Prices of some of the commonwealth’s bonds, which have been trading at distressed levels, fell after Puerto Rico made it clear in the proposal that it would seek to force losses on most debt investors. It also pursue a moratorium on principal payments for several years, according to Melba Acosta, the island’s main debt official.
The proposal paints a dire picture of Puerto Rico’s finances and the consequences to the island’s 3.5 million residents. The projected shortfall is after anticipated savings from the consolidation of 135 public schools, reductions in health-care spending, additional subsidy cuts and reductions in payroll expenses. The estimate excludes the island’s electric and water utilities.
“We’re a long way from knowing what the end result is going to be on some of these credits,” Matt Dalton, chief executive officer of Rye Brook, New York-based Belle Haven Investments, said prior to officials submitting the plan to the governor on Tuesday. The firm manages more than $3 billion of municipal securities, including Puerto Rico debt.
Puerto Rico is facing a more immediate liquidity crunch. Officials estimate the island will have a $500 million shortfall by the end of June. The commonwealth owes $805 million on July 1 to general-obligation bondholders, according to data compiled by Bloomberg. Officials anticipate a total revenue shortfall of $28 billion in the next five years that may be reduced by about half by cutting expenditures and boosting revenue collections.
The plan indicated that the commonwealth may have trouble paying off its general obligation bonds and has authorized its advisers to begin working on a voluntary exchange offer. “Available resources may be insufficient to service all principal and interest on debt that has a constitutional priority,” the report said.
That may pit holders of general-obligation debt, which Puerto Rico’s constitution says must be paid first before other expenses, against investors of sales-tax bonds, which have a dedicated revenue stream.
“These claims actually compete with each other,” Millstein said. “Reconciling the competing claims of the creditors is going to be one of the difficult tasks here.”
General-obligation bonds with an 8 percent coupon and maturing July 2035 traded at an average price of 73.2 cents on the dollar, down from 75.5 cents on Tuesday.

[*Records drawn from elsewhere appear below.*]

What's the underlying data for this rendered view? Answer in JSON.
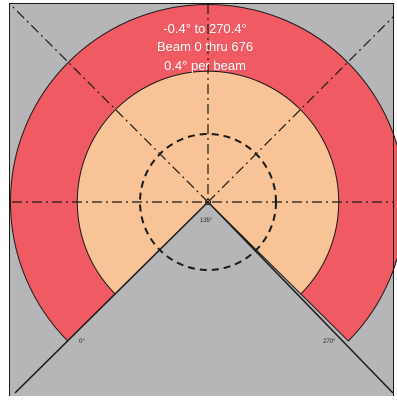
{
  "colors": {
    "background": "#b6b6b8",
    "outer_ring": "#f05a62",
    "inner_area": "#f8c396",
    "frame": "#1a1a1a",
    "text_light": "#ffffff",
    "text_dark": "#222222"
  },
  "info": {
    "line1": "-0.4° to  270.4°",
    "line2": "Beam 0 thru 676",
    "line3": "0.4° per beam"
  },
  "angle_labels": {
    "start": "0°",
    "mid": "135°",
    "end": "270°"
  }
}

That’s up from a record-low 66.6 cents on June 30, after Garcia Padilla said the island would seek to delay payments, according to data compiled by Bloomberg. The average yield was about 11.5 percent.

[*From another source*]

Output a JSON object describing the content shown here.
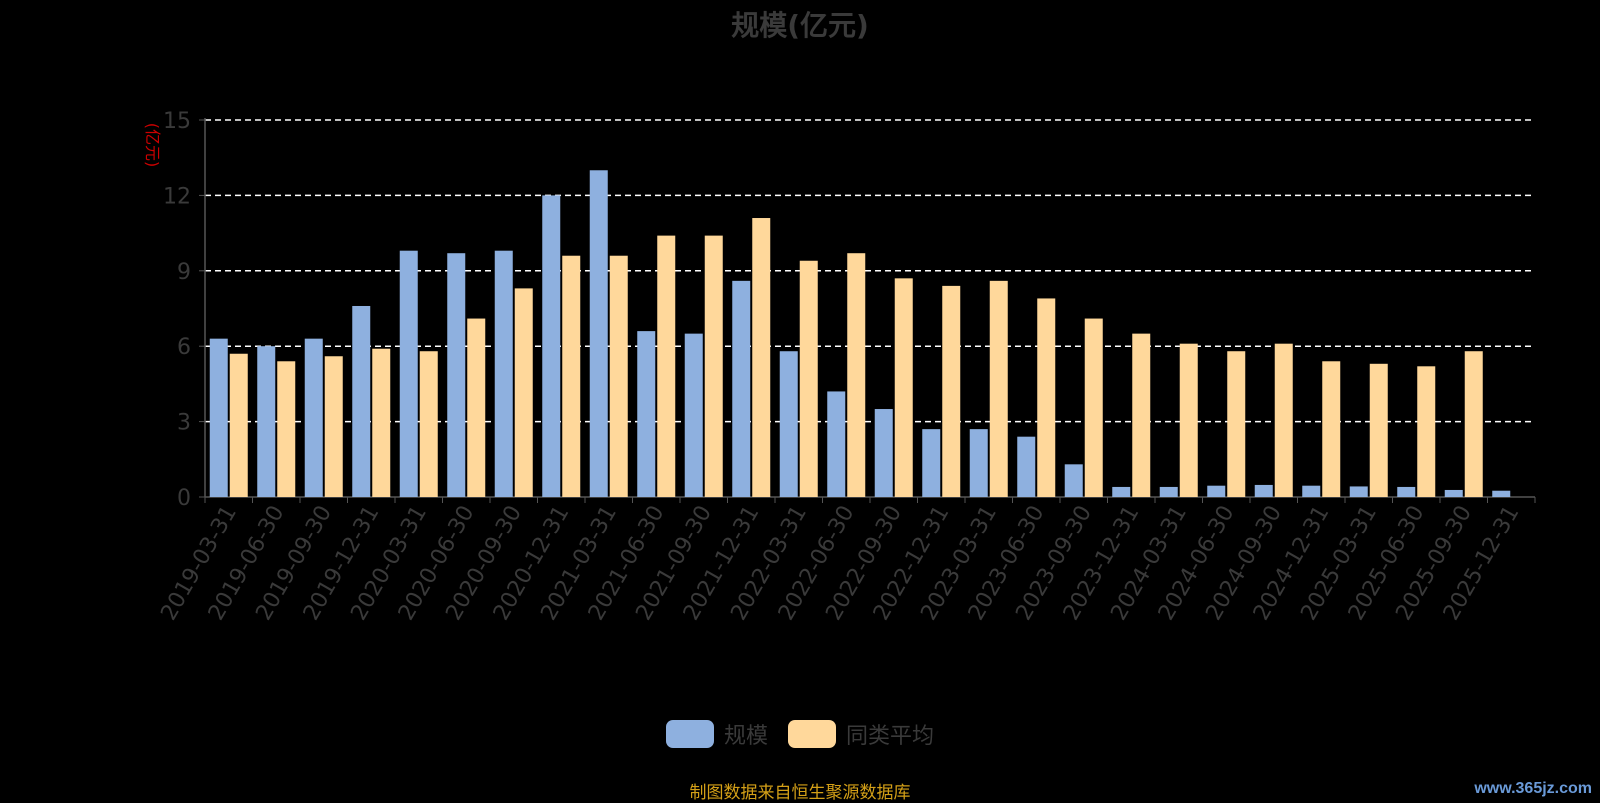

Moody’s Investors Service said it may downgrade the commonwealth below its current rating of Caa3 depending on the outcome of bondholder negotiations.
The governor will select a five-member control board from nominees submitted by creditors, outside stakeholders and possibly the federal government, officials said prior to the release of the plan to the public. That panel will have the power to enforce budgetary cuts. Some analysts have called for federal control of any oversight panel.
Puerto Rico and its agencies have racked up what they say is an unsustainable debt load after borrowing to fill budget shortfalls and push out payments. Various administrations turned to deficit borrowing with the expectation that an improving economy would end the practice. Instead, the island’s economy has shrunk every year but one since 2006 and is projected to decline another 1.2 percent in the fiscal year ending June 30, 2016.
A Puerto Rico restructuring would be the largest-ever in the $3.6 trillion municipal-bond market, surpassing Detroit’s record bankruptcy filing in July 2013, which involved about $8 billion of bonded debt. Puerto Rico entities are unable to access Chapter 9. Some of the plan’s proposed changes, such as welfare reform, changes to labor laws and eliminating corporate-tax loopholes, will require approval from Puerto Rico’s legislature.
A commonwealth agency, the Public Finance Corp. defaulted on a $58 million debt-service payment on Aug. 3, a first for a Puerto Rico entity, because lawmakers failed to allocated funds in a budget crunch. The agency also skipped a Sept. 1 interest payment.
The debt-adjustment proposal follows a Sept. 1 tentative agreement between Puerto Rico’s main electric utility and some of its bondholders that would offer investors 85 percent of the value of the bonds they hold through a debt exchange. The power provider has $8.3 billion of debt and is seeking to modernize plants that rely on oil to produce electricity.